Par la suite, le fils de notre fondateur, Dilmourod Samatov, a pris la direction de notre compagnie et a réussi à l’agrandir en ouvrant quatre autres usines.
Comment cela vous est-il venu à l’esprit ? Vous produisiez des petites pièces détachées, des choses de grande dimension, solides, et du jour au lendemain des chaudrons ?
Un acheteur s’est déplacé quelques fois de Russie et nous disait qu’il avait absolument besoin de chaudrons. En consultant diverses sources historiques, on s’est aperçu que c’est à Namangan qu’étaient fabriqués les chaudrons en fonte. Nous étions déjà spécialisés dans la production industrielle, c’était une nouvelle opportunité et nous avons donc commencé à en produire.

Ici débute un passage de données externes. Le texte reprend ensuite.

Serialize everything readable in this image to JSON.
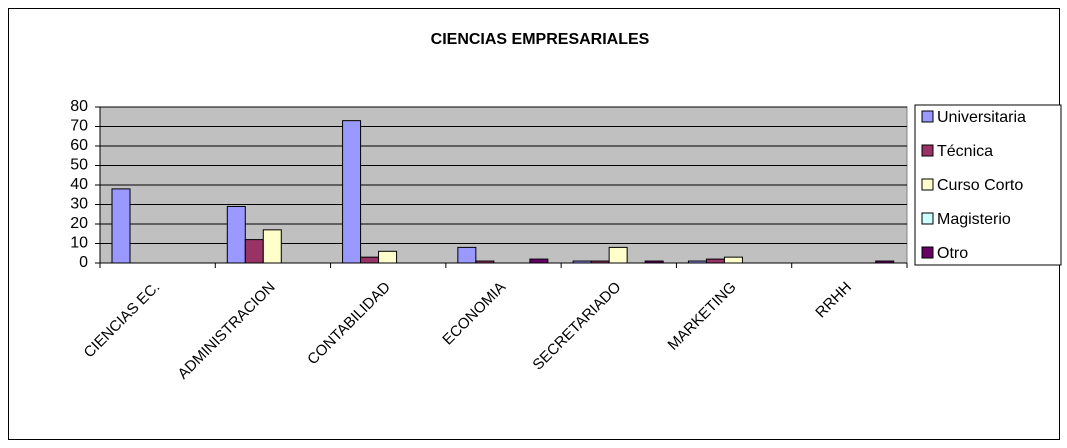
{
  "chart_data": {
    "type": "bar",
    "title": "CIENCIAS EMPRESARIALES",
    "categories": [
      "CIENCIAS EC.",
      "ADMINISTRACION",
      "CONTABILIDAD",
      "ECONOMIA",
      "SECRETARIADO",
      "MARKETING",
      "RRHH"
    ],
    "series": [
      {
        "name": "Universitaria",
        "color": "#9999ff",
        "values": [
          38,
          29,
          73,
          8,
          1,
          1,
          0
        ]
      },
      {
        "name": "Técnica",
        "color": "#993366",
        "values": [
          0,
          12,
          3,
          1,
          1,
          2,
          0
        ]
      },
      {
        "name": "Curso Corto",
        "color": "#ffffcc",
        "values": [
          0,
          17,
          6,
          0,
          8,
          3,
          0
        ]
      },
      {
        "name": "Magisterio",
        "color": "#ccffff",
        "values": [
          0,
          0,
          0,
          0,
          0,
          0,
          0
        ]
      },
      {
        "name": "Otro",
        "color": "#660066",
        "values": [
          0,
          0,
          0,
          2,
          1,
          0,
          1
        ]
      }
    ],
    "ylim": [
      0,
      80
    ],
    "yticks": [
      0,
      10,
      20,
      30,
      40,
      50,
      60,
      70,
      80
    ],
    "grid": true,
    "legend": "right"
  }
}
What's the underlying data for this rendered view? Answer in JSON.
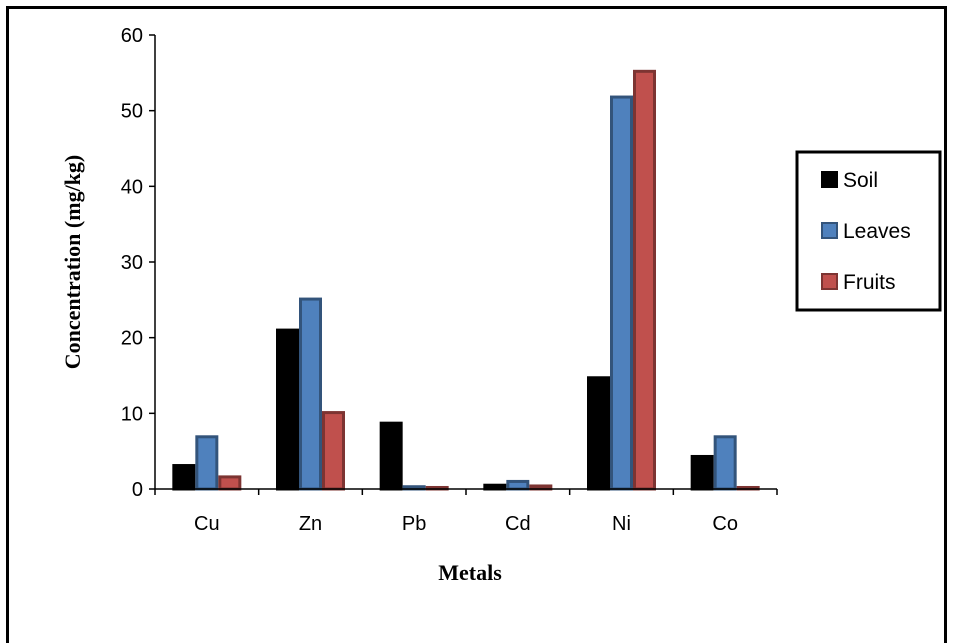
{
  "chart_data": {
    "type": "bar",
    "categories": [
      "Cu",
      "Zn",
      "Pb",
      "Cd",
      "Ni",
      "Co"
    ],
    "series": [
      {
        "name": "Soil",
        "values": [
          3.1,
          21.0,
          8.7,
          0.5,
          14.7,
          4.3
        ],
        "color": "#000000"
      },
      {
        "name": "Leaves",
        "values": [
          6.9,
          25.1,
          0.3,
          1.0,
          51.8,
          6.9
        ],
        "color": "#4F81BD"
      },
      {
        "name": "Fruits",
        "values": [
          1.6,
          10.1,
          0.2,
          0.4,
          55.2,
          0.2
        ],
        "color": "#C0504D"
      }
    ],
    "ylabel": "Concentration (mg/kg)",
    "xlabel": "Metals",
    "ylim": [
      0,
      60
    ],
    "yticks": [
      0,
      10,
      20,
      30,
      40,
      50,
      60
    ],
    "grid": false,
    "legend_position": "right"
  }
}
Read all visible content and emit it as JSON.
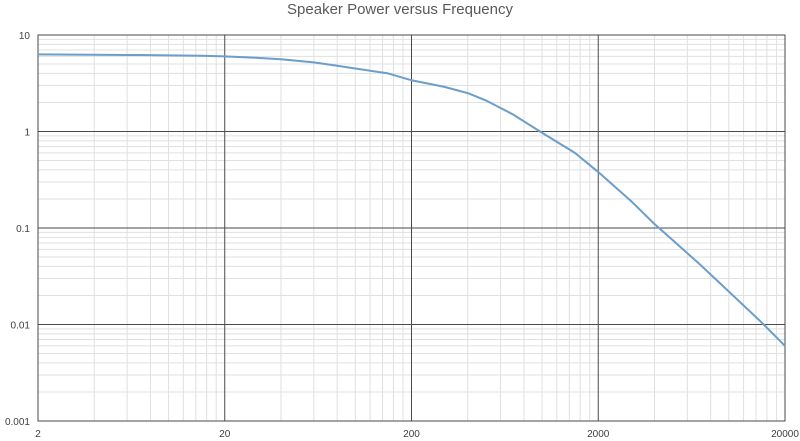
{
  "chart_data": {
    "type": "line",
    "title": "Speaker Power versus Frequency",
    "xlabel": "",
    "ylabel": "",
    "xscale": "log",
    "yscale": "log",
    "xlim": [
      2,
      20000
    ],
    "ylim": [
      0.001,
      10
    ],
    "x_ticks": [
      "2",
      "20",
      "200",
      "2000",
      "20000"
    ],
    "y_ticks": [
      "10",
      "1",
      "0.1",
      "0.01",
      "0.001"
    ],
    "grid": "major and minor (both axes)",
    "legend": "none",
    "line_color": "#6b9ecb",
    "series": [
      {
        "x": [
          2,
          4,
          7,
          10,
          15,
          20,
          30,
          40,
          60,
          80,
          100,
          150,
          180,
          200,
          300,
          400,
          500,
          700,
          1000,
          1500,
          2000,
          3000,
          4000,
          5000,
          7000,
          10000,
          15000,
          20000
        ],
        "values": [
          6.3,
          6.25,
          6.2,
          6.15,
          6.1,
          6.0,
          5.8,
          5.6,
          5.2,
          4.8,
          4.5,
          4.0,
          3.6,
          3.4,
          2.9,
          2.5,
          2.1,
          1.5,
          0.97,
          0.6,
          0.38,
          0.19,
          0.11,
          0.075,
          0.042,
          0.022,
          0.0105,
          0.006
        ]
      }
    ]
  }
}
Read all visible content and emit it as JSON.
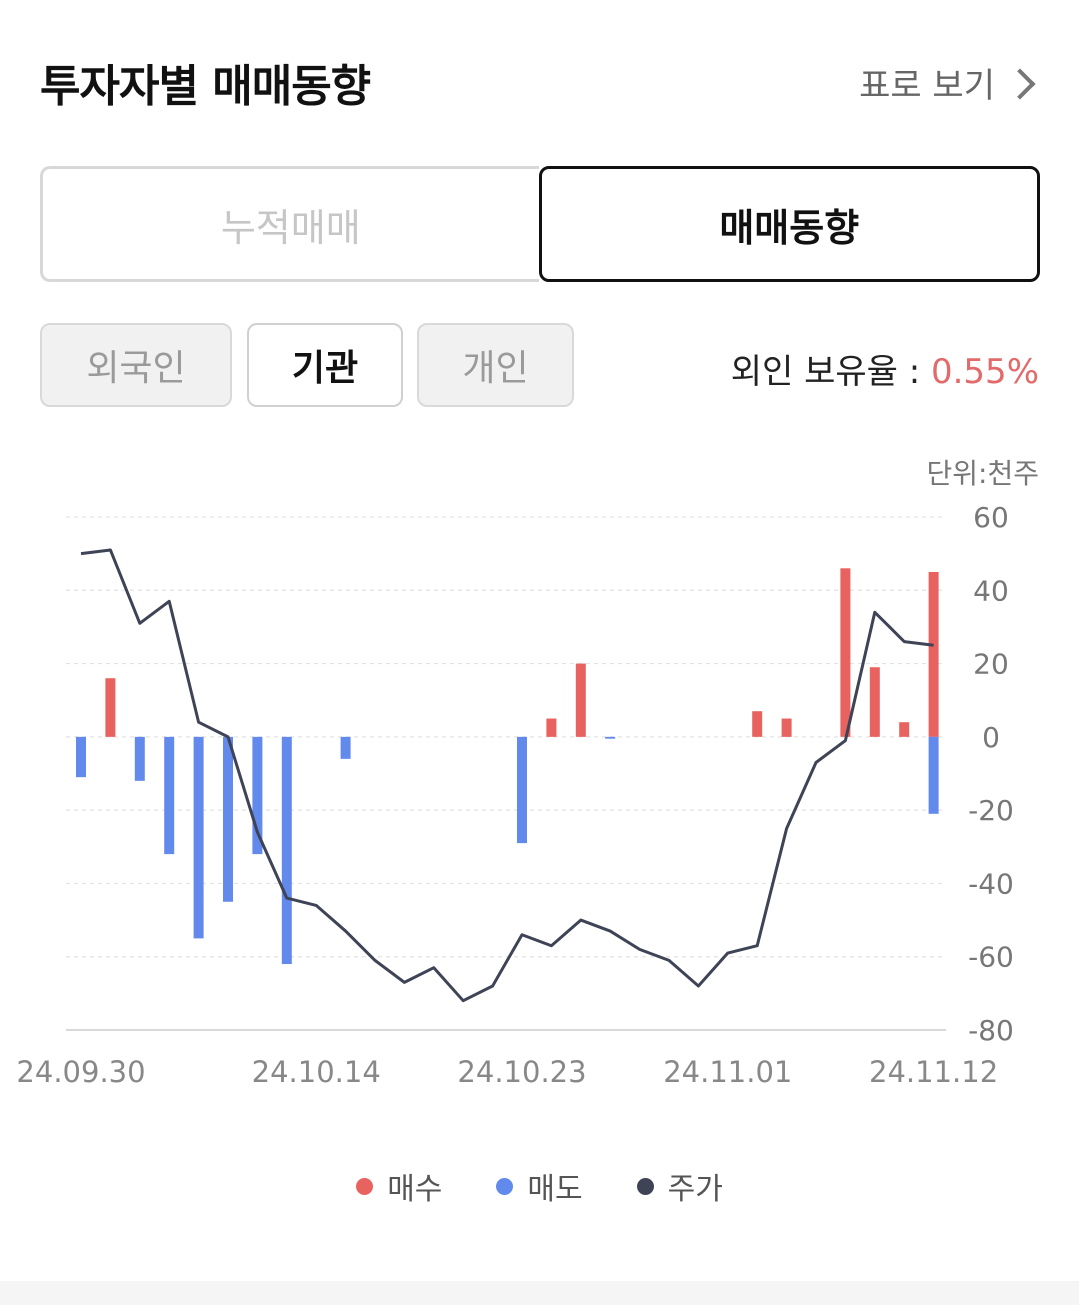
{
  "header": {
    "title": "투자자별 매매동향",
    "table_view": "표로 보기"
  },
  "tabs": [
    "누적매매",
    "매매동향"
  ],
  "investors": [
    "외국인",
    "기관",
    "개인"
  ],
  "holding": {
    "label": "외인 보유율 : ",
    "value": "0.55%"
  },
  "unit": "단위:천주",
  "colors": {
    "buy": "#e8625f",
    "sell": "#6289ec",
    "price": "#3f4356"
  },
  "chart_data": {
    "type": "bar+line",
    "x": [
      "24.09.30",
      "24.10.01",
      "24.10.02",
      "24.10.04",
      "24.10.07",
      "24.10.08",
      "24.10.10",
      "24.10.11",
      "24.10.14",
      "24.10.15",
      "24.10.16",
      "24.10.17",
      "24.10.18",
      "24.10.21",
      "24.10.22",
      "24.10.23",
      "24.10.24",
      "24.10.25",
      "24.10.28",
      "24.10.29",
      "24.10.30",
      "24.10.31",
      "24.11.01",
      "24.11.04",
      "24.11.05",
      "24.11.06",
      "24.11.07",
      "24.11.08",
      "24.11.11",
      "24.11.12"
    ],
    "x_tick_labels": [
      "24.09.30",
      "24.10.14",
      "24.10.23",
      "24.11.01",
      "24.11.12"
    ],
    "series": [
      {
        "name": "매수",
        "values": [
          0,
          16,
          0,
          0,
          0,
          0,
          0,
          0,
          0,
          0,
          0,
          0,
          0,
          0,
          0,
          0,
          5,
          20,
          0,
          0,
          0,
          0,
          0,
          7,
          5,
          0,
          46,
          19,
          4,
          45
        ]
      },
      {
        "name": "매도",
        "values": [
          -11,
          0,
          -12,
          -32,
          -55,
          -45,
          -32,
          -62,
          0,
          -6,
          0,
          0,
          0,
          0,
          0,
          -29,
          0,
          0,
          -0.5,
          0,
          0,
          0,
          0,
          0,
          0,
          0,
          0,
          0,
          0,
          -21
        ]
      },
      {
        "name": "주가",
        "values": [
          50,
          51,
          31,
          37,
          4,
          0,
          -26,
          -44,
          -46,
          -53,
          -61,
          -67,
          -63,
          -72,
          -68,
          -54,
          -57,
          -50,
          -53,
          -58,
          -61,
          -68,
          -59,
          -57,
          -25,
          -7,
          -1,
          34,
          26,
          25
        ]
      }
    ],
    "y_ticks": [
      60,
      40,
      20,
      0,
      -20,
      -40,
      -60,
      -80
    ],
    "ylim": [
      -80,
      60
    ],
    "grid": true,
    "legend_position": "bottom"
  }
}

Mais cela n’a pas été si simple, contrairement à ce que l’on pourrait croire, car nos tous premiers chaudrons n’étaient pas assez travaillés, pas esthétiques.

D’ailleurs, afin d’améliorer continuellement nos produits, nous conservons encore aujourd’hui d’anciens exemplaires de chaudrons dans notre entrepôt. Le premier exemplaire de la machine rapportée de Russie par notre fondateur Abdoulkhodi Samatov a aussi été conservé, ainsi que les premiers clous fabriqués et les premiers clous rapportés de Russie.
Vous nous avez dit que les premiers chaudrons n’étaient pas esthétiques, pourquoi ?
Au départ, tout se faisait à la main, et le risque, c’est que le facteur humain ait une incidence sur la qualité du produit. Adopter la méthode « hand made », c’est accepter que chacun des produits ait sa particularité. Les produits fabriqués dépendaient souvent de l’humeur de son artisan, de son état de santé et de fatigue, du pied sur lequel il s’était levé le matin. À présent, nous avons automatisé le processus, mais l’intérieur, le meulage et les finitions se font à la main.
Au départ, aviez-vous des concurrents ?
Oui, nous en avions. D’autres entreprises produisaient la même chose, mais pour un prix moins onéreux. Les acheteurs souhaitaient naturellement des prix plus bas. Cependant, nous ne pouvions pas compromettre la qualité, car cela aurait nui à notre réputation. Nous avons donc amélioré la qualité, mais les coûts sont devenus plus élevés.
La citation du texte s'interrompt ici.